At the same time, once his face was obscured by the scarf it was harder to believe that he was really dead. She got herself behind his shoulders and tried to ease him up from the floor, nervously certain that he was about to wriggle about, protest. But as soon as she’d worked her hands under his armpits and had heaved him a little way towards the door, she had to let him drop: he was as unwieldy as a sodden roll of carpet. She thought, That’s it. We can’t do it. The words came with a gush of relief. Then she saw the fright and the helplessness on Lilian’s greenish face… She gripped again, and this time, by getting her arms hooked further under his, so that his padded head rested bulkily against her chin and shoulder, she was able to lift him and begin to drag. When his feet pulled at the carpet Lilian caught hold of his ankles. They slipped from her fingers after two steps, and she caught instead at his trouser-cuffs.
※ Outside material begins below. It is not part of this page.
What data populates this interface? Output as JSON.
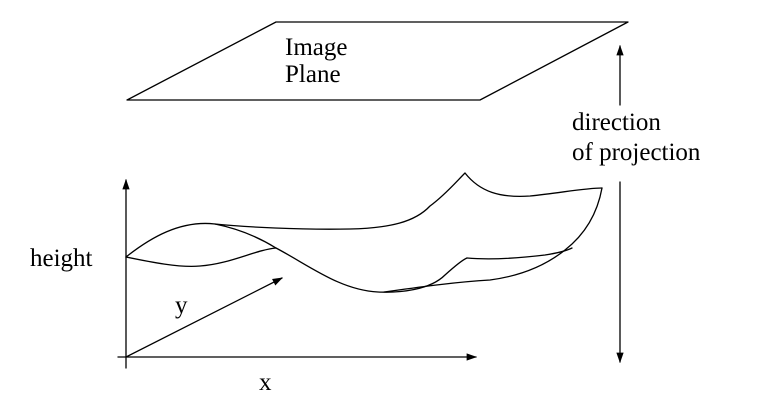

By the time they had staggered the few yards out to the landing and across to the top of the stairs, Frances was exhausted. And Leonard’s coat was dragging; she set him down and did up its buttons. Then her eye was caught by something dark on the newel post. His hat! They’d forgotten all about it! God, what else might they have forgotten? She reached across and picked it up: his City bowler, stained on the inside, sour and fragrant from the rub of his hair. But how could they carry it, as well as carrying him? The only way was to wear it herself. She began to raise the hat to her head, then looked at Lilian, and couldn’t do it. She couldn’t! It was all too much. It was madness!

But they had moved Leonard this far. And it must be almost quarter to ten by now. If they moved him back, and unbound him, and she ran for the doctor, how would they explain the delay? How would they explain the fact that they had moved him at all? They should never have begun. They had made a mistake! Let’s just try, Lilian had said. But this wasn’t a thing, Frances realised now, that could be tried and then un-started. The panic rose in her again, that black, electric fear… And suddenly the only possible way to beat the fear off was to keep going. She put the hat on her head, and, gesturing for Lilian to be silent, she leaned over the banister, listening. Suppose her mother had come home, unnoticed, some time in the past half-hour? And mightn’t neighbours or passers-by have heard the sounds of argument? But the windows were closed, and the street, so far as she could judge it, was still. She could hear nothing but the pulse of the gaslight, the tick of clocks.